ハーメルン
紗夜のBはBitchのB!
Tは頑張り屋/頼れる先輩になろう

「以上で会議を終了します……」

 そう、羽沢さんに締めくくられ、会議は滞りなく……うん、滞りはなく終了した。
 ──なにせ、羽丘生徒会長の爆走を、誰も止められないのだから。滞りがあるわけないよね。

「いや、えげつないな、あの会長」
「確かに! 頭の回転がすげーよ」
「あはは〜、ヒナは特殊だからね〜」

 羽丘の空き教室で、俺の他にはリサ、トーマ、タイクーンがいた。どうやら日菜さんは俺を紗夜さんのポジションに据える気だったらしく、トーマとタイクーンを呼んでたみたい。いや、その通り俺は燐子さんのサポートになったんだけど。

「燐子さん……大丈夫かな?」
「ヘーキだって、あこもいるし、ああ見えて燐子ってきちっとしてるじゃん?」
「まぁね」

 男に関してはだらしないけど。それ以外はしっかりしてると思う。人見知りさえなければね、人の上に立つって才能と求心力は、あると思う。
 ──それは、日菜さんも。

「でもさ、あの会長と白金さんとじゃ、タイプが違うよなぁ」
「燐子さんはリーダーシップだけど、日菜さんは……」
「確かにね〜、ヒナは独裁タイプだ」

 皇帝とか王様とか、そういう気質だよね。王の素養を持った女子高生ってパワー強い。
 でも、だからこそ余計に、その傍にいた大臣(はざわさん)が可哀想だった。

「苦労人だよ、あの子は」
「トーマみたいなもんか」
「自覚あるならちゃんとしてくれると嬉しい」

 俺たち三バカの良心だもんね、トーマって。因みに他人事のように笑ってる我が幼馴染も、トーマと二人きりだとめちゃくちゃ甘えてくるし振り回してくるらしい。知らなかった幼馴染の本性に俺はコメントを失う衝撃だったよ。

「アンタ、つぐみに手出さないようにね?」
「……なんで俺に」
「だって、バッチリ好みのタイプじゃん」

 なんで知ってるんだろうね!? 俺、長くキミと付き合ってきて女の子の好みを一言も漏らした覚えないけどね? 

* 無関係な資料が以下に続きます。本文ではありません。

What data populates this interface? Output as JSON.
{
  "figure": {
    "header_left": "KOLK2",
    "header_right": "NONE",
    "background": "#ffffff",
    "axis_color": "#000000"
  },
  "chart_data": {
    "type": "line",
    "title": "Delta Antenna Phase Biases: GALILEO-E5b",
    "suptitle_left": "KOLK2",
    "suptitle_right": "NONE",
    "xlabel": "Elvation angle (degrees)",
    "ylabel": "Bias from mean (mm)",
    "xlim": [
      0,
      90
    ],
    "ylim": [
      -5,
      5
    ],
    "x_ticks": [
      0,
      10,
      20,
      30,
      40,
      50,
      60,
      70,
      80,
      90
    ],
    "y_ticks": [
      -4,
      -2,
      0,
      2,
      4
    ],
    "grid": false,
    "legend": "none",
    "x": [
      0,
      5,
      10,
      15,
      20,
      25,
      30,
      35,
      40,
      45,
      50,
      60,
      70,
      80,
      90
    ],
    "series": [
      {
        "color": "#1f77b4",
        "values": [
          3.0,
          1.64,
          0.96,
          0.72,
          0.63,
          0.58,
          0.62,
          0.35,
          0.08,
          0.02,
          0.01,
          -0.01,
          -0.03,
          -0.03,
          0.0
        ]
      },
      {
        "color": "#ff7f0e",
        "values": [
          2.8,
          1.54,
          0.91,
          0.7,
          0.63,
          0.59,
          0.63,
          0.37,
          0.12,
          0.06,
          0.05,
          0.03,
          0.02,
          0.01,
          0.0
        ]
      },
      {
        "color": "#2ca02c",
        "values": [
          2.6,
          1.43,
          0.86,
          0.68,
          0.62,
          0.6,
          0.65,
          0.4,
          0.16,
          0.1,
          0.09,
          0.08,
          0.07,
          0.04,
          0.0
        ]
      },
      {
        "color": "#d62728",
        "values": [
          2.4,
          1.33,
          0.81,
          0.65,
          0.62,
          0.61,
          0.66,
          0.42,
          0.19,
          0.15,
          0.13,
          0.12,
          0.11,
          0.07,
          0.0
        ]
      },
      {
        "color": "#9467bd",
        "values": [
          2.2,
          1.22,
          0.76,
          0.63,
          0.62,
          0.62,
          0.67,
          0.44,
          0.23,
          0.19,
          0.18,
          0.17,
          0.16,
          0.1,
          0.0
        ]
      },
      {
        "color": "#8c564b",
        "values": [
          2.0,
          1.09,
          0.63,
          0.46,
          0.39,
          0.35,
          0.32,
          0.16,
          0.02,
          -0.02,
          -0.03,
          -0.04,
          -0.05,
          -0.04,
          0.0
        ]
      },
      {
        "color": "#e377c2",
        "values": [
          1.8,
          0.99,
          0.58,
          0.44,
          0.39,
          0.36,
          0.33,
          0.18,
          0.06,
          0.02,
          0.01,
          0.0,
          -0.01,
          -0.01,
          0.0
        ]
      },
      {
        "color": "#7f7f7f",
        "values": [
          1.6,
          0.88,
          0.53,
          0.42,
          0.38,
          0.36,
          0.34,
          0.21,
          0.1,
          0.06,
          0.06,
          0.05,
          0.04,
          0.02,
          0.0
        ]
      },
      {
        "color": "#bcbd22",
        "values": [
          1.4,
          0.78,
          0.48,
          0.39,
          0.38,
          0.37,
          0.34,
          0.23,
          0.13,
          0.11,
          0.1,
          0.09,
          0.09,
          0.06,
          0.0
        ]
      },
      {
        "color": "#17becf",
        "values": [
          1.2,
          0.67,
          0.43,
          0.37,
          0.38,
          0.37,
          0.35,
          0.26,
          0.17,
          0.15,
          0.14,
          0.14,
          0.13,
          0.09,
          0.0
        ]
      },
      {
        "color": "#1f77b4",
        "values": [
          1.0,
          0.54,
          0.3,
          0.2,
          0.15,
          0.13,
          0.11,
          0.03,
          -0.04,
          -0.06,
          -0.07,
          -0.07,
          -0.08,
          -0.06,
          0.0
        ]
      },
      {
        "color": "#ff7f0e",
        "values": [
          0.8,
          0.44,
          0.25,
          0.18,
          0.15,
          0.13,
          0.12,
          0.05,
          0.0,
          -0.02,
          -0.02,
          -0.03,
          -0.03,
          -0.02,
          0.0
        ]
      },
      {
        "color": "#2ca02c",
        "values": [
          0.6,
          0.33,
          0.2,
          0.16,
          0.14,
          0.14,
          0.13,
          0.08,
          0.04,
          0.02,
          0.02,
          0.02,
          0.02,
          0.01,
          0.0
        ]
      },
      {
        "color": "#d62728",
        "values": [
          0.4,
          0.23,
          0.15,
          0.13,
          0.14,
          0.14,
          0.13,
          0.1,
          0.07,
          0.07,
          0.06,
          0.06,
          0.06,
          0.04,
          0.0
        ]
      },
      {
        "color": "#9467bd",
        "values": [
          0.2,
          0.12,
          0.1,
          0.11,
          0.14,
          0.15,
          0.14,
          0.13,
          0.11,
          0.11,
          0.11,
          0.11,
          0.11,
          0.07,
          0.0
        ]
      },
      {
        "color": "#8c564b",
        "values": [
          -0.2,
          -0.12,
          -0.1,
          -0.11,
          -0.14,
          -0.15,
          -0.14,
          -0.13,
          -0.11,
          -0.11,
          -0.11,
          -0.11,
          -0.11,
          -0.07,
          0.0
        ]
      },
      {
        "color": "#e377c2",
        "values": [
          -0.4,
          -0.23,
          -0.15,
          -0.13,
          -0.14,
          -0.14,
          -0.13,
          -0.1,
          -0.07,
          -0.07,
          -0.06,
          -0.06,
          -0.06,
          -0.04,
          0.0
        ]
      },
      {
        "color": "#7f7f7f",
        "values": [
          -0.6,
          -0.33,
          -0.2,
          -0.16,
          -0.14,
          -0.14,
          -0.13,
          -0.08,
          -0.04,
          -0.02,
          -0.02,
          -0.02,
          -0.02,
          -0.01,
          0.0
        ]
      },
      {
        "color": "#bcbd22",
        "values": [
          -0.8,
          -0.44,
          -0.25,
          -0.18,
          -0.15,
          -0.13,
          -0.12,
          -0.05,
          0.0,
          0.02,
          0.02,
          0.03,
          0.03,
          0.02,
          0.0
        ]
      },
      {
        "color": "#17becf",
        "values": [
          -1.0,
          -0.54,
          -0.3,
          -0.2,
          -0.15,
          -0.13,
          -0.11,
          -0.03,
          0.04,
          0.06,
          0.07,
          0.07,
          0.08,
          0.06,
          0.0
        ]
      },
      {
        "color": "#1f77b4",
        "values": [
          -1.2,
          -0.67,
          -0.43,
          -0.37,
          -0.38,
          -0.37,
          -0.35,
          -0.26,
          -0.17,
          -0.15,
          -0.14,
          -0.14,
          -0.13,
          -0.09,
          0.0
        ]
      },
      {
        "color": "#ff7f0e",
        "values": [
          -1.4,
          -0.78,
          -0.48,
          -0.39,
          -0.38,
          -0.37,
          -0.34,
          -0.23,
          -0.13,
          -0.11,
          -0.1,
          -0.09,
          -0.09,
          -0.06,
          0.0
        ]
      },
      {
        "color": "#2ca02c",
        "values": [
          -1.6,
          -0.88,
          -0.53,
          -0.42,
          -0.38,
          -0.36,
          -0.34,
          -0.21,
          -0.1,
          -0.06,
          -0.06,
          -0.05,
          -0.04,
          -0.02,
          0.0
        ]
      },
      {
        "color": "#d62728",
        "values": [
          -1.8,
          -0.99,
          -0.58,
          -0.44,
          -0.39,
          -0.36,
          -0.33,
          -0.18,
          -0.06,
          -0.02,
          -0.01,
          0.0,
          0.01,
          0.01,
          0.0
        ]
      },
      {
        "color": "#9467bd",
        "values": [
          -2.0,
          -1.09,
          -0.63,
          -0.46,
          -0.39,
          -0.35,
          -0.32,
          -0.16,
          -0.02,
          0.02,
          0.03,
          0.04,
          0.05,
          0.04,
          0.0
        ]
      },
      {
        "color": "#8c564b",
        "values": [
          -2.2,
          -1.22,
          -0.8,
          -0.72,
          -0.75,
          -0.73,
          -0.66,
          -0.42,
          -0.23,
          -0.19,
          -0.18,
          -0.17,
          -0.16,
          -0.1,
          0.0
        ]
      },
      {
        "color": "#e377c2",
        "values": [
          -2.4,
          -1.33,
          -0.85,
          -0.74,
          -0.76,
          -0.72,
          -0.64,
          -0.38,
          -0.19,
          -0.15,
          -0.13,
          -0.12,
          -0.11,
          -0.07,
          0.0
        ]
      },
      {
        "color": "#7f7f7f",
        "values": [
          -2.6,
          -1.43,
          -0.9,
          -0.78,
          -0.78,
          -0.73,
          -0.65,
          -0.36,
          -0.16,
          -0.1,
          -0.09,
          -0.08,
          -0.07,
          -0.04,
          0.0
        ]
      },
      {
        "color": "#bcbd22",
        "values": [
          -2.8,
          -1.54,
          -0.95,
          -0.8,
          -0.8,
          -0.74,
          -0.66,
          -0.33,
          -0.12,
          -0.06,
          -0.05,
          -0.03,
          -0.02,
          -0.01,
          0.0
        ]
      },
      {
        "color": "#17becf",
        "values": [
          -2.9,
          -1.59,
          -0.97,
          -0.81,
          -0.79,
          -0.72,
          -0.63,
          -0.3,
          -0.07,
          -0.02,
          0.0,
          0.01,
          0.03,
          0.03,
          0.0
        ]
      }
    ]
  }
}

「アンタが小学生の時に好きになった子の名前、言ってあげてもいーけど? みーんな清楚な見た目でおっとりタイプだよね〜?」
「わーわー!」

 ホント、そういうのよくない! 俺が耳を塞ぐと中、高の恋愛を知ってるトーマとタイクーンが確かにな、と頷いてきた。ムカつく! コイツらの恋愛……ダメだ、トーマもタイクーンもバカみたいに一途だ! 

「あ、あの……カンベさん」
「はいっ!」

 そんな弄られムードの俺を助けてくれたのは、噂に上がった羽沢つぐみさん。ひょこっと顔を出してくる仕草がもう癒されるし愛らしい。
 しかし、そんなヒーラー羽沢さんの口から出たのは、俺の背筋を凍らせるものだった。

「生徒会室に、来て、もらえませんか?」
「……理由、は?」
「か、会長が……」

 天使の裏に、悪魔はいるらしい。俺は今日ほどあの子と同じ髪色と顔立ちをしたあのヒトが傍にいてくれたら、と思うことはないだろう。いたら吊り橋効果で付き合ってたかも。そのくらい、日菜さんにはいい印象を抱いてないよ。